O Conselho Municipal de Assistência Social de Franca (CMAS), através de sua presidente, Lucineia Silva Sartori Coelho, participou da sessão da Câmara Municipal de Franca, desta terça-feira (19), para esclarecer alguns pontos, principalmente a denúncia de assédio moral na Secretaria de Ação Social, referida pela ex-comissionada Marcela Cristina de Barros Francisco, que pediu exoneração na última semana.
Lucineia disse que: “O áudio que veio a público não se refere a nenhuma reunião de CMAS, inclusive desconhecemos a origem de tal reunião”.
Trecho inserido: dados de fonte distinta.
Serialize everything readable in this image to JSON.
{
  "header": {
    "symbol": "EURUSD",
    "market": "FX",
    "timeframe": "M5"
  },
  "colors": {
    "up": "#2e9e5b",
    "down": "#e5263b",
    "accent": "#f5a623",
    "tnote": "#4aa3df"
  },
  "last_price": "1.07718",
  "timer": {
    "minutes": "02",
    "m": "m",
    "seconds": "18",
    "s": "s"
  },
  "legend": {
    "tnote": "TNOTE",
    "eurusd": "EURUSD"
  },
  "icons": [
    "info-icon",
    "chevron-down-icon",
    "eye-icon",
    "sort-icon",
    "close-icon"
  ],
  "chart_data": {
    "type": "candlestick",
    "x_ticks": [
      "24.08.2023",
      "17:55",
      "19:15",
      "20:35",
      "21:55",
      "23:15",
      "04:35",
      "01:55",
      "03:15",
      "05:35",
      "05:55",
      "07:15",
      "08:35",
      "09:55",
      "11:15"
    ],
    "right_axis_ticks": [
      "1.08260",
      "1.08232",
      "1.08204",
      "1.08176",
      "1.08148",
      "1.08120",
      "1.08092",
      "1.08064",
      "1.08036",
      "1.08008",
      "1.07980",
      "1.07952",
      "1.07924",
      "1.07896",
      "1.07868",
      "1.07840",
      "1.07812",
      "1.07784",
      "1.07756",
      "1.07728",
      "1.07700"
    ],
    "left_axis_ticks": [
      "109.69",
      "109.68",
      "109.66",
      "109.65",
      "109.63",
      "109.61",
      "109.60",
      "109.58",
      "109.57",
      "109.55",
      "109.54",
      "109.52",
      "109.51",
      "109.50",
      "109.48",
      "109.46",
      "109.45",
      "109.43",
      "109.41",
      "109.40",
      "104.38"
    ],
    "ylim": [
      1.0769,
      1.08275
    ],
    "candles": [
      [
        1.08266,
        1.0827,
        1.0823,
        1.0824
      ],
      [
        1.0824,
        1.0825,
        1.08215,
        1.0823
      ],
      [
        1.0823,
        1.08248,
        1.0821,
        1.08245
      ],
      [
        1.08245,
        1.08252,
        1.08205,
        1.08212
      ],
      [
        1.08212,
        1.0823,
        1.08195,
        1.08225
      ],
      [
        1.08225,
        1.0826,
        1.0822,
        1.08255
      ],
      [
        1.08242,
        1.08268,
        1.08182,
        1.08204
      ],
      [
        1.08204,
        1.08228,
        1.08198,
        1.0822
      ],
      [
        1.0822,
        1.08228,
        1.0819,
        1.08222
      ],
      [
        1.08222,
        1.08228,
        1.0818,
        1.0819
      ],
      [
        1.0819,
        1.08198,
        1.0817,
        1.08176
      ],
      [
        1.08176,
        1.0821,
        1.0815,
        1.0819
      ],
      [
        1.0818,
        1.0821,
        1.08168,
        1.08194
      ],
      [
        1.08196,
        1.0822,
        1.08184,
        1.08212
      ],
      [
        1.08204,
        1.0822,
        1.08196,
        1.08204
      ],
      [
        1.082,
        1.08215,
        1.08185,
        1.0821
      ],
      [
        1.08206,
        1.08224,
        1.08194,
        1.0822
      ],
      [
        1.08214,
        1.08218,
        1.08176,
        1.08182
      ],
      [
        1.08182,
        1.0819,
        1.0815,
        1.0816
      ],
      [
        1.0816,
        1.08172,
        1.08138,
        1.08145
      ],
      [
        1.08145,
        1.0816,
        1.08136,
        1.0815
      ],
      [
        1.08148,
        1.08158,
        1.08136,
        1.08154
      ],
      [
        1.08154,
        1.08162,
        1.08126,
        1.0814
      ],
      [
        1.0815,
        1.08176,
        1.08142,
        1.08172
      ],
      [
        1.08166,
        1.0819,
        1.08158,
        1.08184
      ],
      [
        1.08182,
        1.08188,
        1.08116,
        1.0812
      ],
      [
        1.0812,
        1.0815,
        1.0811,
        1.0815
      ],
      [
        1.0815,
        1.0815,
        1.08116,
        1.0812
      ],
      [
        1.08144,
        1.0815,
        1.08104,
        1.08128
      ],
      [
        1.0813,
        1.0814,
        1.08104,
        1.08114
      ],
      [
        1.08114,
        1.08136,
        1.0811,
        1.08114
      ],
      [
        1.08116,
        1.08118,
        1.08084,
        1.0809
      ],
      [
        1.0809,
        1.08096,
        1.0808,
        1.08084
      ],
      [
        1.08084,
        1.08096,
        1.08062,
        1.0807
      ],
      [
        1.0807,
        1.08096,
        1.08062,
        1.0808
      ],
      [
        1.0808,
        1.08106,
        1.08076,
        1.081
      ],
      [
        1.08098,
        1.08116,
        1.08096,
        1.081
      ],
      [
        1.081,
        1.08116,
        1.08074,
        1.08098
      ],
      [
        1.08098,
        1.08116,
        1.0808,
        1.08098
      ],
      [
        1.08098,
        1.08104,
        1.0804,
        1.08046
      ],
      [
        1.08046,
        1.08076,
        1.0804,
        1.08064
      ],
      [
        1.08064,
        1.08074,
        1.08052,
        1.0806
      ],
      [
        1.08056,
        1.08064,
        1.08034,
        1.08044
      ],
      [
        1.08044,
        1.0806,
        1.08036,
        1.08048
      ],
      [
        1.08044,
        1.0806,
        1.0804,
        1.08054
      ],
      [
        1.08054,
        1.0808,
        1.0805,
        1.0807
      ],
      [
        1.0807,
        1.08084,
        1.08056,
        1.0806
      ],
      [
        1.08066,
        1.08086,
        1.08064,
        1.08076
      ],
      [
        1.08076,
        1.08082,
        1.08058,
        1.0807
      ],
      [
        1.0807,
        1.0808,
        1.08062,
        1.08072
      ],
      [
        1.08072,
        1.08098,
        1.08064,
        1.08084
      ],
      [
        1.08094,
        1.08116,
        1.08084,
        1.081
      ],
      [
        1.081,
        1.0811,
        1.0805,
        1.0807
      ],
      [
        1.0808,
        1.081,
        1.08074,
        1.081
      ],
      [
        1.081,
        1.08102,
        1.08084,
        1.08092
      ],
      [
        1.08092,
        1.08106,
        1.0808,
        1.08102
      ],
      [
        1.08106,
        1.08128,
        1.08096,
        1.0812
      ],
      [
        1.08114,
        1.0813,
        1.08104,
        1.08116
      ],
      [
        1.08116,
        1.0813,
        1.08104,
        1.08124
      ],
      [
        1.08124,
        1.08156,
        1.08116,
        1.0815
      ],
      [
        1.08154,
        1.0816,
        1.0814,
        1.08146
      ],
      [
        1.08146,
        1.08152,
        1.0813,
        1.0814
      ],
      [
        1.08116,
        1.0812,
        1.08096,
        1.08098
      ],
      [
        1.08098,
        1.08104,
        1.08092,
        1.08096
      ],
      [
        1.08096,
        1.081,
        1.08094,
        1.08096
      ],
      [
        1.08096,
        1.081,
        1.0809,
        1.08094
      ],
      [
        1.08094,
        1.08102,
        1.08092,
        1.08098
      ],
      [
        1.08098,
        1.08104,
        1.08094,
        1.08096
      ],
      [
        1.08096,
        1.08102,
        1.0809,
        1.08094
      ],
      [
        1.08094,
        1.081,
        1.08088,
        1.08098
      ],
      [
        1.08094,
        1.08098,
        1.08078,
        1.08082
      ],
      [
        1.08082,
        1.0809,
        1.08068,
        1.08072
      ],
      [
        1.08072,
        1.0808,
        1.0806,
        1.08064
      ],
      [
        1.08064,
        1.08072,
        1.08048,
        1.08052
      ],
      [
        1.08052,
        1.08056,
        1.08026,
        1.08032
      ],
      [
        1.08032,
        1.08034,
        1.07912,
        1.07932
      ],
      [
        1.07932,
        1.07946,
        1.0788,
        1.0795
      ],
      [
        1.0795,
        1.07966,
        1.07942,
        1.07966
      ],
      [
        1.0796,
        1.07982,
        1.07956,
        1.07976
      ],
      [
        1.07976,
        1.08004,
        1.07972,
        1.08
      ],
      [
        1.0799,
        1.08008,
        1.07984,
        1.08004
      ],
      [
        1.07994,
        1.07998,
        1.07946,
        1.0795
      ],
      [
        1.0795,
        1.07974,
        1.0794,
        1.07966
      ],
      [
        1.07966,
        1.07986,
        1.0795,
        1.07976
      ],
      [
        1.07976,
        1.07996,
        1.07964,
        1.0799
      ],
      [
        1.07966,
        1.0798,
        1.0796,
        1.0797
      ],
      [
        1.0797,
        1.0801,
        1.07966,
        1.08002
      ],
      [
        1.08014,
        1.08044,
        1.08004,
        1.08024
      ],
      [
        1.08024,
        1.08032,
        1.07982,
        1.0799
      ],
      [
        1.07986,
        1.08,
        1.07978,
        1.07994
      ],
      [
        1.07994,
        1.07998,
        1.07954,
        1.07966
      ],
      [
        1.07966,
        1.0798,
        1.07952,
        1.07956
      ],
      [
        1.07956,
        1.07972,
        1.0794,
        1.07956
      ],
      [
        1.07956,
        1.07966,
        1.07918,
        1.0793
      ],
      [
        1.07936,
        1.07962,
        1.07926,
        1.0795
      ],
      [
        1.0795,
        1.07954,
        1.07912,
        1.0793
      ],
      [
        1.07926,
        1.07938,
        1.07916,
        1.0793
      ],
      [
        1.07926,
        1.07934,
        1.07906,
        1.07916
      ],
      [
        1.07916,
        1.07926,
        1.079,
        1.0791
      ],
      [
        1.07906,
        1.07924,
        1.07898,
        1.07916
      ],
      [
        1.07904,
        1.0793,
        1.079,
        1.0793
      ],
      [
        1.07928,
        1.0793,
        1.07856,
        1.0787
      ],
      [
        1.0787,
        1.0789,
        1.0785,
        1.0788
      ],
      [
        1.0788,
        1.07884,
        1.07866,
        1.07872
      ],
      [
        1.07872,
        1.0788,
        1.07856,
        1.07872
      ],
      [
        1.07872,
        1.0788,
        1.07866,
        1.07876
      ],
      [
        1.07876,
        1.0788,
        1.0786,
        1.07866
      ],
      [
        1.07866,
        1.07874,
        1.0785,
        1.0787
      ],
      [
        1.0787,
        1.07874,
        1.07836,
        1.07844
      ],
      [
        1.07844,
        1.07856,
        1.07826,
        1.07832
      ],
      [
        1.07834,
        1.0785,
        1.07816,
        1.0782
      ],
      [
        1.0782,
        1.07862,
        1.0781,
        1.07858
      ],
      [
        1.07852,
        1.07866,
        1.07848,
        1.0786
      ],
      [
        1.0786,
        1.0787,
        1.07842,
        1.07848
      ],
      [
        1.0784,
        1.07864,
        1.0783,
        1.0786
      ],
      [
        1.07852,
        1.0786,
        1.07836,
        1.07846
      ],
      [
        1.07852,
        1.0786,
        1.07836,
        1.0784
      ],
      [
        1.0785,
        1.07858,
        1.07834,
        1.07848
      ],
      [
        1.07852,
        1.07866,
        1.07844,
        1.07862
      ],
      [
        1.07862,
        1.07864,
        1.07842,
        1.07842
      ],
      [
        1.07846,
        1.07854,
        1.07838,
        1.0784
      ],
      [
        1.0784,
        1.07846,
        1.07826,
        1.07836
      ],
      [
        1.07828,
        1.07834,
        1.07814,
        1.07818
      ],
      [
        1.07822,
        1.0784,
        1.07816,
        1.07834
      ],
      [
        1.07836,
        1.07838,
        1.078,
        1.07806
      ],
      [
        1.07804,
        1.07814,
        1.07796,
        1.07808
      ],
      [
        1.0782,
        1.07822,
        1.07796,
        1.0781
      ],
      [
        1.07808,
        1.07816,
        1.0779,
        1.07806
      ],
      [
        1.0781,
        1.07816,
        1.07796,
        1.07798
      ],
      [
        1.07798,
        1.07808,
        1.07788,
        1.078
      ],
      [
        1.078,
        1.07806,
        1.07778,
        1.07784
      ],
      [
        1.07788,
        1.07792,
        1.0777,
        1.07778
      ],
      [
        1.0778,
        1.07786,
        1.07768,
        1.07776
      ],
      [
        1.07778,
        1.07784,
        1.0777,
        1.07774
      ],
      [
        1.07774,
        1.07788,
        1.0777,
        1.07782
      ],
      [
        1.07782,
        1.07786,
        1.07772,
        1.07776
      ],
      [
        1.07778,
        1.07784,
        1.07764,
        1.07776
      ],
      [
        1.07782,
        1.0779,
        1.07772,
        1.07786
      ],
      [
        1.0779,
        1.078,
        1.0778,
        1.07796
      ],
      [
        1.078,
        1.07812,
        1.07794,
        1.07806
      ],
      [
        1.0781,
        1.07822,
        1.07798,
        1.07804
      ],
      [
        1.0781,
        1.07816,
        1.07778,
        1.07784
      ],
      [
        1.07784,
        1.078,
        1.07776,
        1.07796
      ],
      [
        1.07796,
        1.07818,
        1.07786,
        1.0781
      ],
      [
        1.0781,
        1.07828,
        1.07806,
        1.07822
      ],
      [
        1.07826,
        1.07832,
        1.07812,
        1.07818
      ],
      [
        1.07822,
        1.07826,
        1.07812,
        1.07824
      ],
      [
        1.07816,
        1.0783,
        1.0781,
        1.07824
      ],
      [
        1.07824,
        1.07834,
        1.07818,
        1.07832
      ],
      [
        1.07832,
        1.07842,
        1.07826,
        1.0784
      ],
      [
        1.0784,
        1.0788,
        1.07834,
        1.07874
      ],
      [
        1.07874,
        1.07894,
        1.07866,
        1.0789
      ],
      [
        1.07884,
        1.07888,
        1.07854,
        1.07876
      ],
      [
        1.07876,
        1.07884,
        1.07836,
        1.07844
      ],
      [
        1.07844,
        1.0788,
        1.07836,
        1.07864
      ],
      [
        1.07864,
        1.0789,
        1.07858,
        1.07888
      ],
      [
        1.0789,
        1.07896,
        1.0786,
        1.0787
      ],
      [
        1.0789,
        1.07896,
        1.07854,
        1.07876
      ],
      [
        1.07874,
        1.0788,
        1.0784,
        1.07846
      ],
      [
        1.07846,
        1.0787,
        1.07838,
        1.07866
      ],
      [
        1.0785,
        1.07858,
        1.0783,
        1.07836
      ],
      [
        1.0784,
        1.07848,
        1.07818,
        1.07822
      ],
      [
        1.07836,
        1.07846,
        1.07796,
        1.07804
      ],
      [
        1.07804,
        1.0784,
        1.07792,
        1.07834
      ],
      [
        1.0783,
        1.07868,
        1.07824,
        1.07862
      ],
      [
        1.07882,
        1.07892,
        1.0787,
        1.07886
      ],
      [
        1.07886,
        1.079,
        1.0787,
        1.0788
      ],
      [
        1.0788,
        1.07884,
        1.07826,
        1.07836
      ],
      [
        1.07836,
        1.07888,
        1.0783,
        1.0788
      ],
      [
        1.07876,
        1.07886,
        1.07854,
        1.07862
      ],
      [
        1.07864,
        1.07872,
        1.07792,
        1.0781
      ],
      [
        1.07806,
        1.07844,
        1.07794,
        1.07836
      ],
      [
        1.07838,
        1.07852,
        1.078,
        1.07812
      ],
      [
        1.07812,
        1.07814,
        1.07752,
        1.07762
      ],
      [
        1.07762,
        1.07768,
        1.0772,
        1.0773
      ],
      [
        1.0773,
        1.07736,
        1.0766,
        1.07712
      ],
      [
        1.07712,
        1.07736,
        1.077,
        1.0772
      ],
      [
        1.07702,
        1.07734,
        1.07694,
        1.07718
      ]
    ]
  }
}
Servidora pública há mais de 20 anos, Lucineia acrescentou: “Nem como conselheira nem como servidora tenho essa informação de assédio. Tem momentos em que a gente tem divergência, mas assédio nunca aconteceu”.
Segundo Marcela, a Prefeitura também estaria perdendo prazo de projetos da pasta deixando de pagar benefícios, e, ao questionar a situação, teria passado a ser perseguida na Secretaria.
O secretário de Ação Social, Vanderlei Tristão, já havia dito que: “As verbas dos programas sociais foram reprogramadas para este ano. Também não há desrespeito moral dentro da Secretaria e, sim, discussão sobre trabalho”.
Em nota pública de esclarecimento, o CMAS destacou: “O Conselho é fiscalizador, sempre se pautou pelo respeito e pela ética e sempre cumpriu o seu papel de acompanhar tanto o órgão gestor quanto as demais instituições e órgãos de controle no intuito de melhoria dos serviços e garantia dos direitos dos usuários da assistência social”.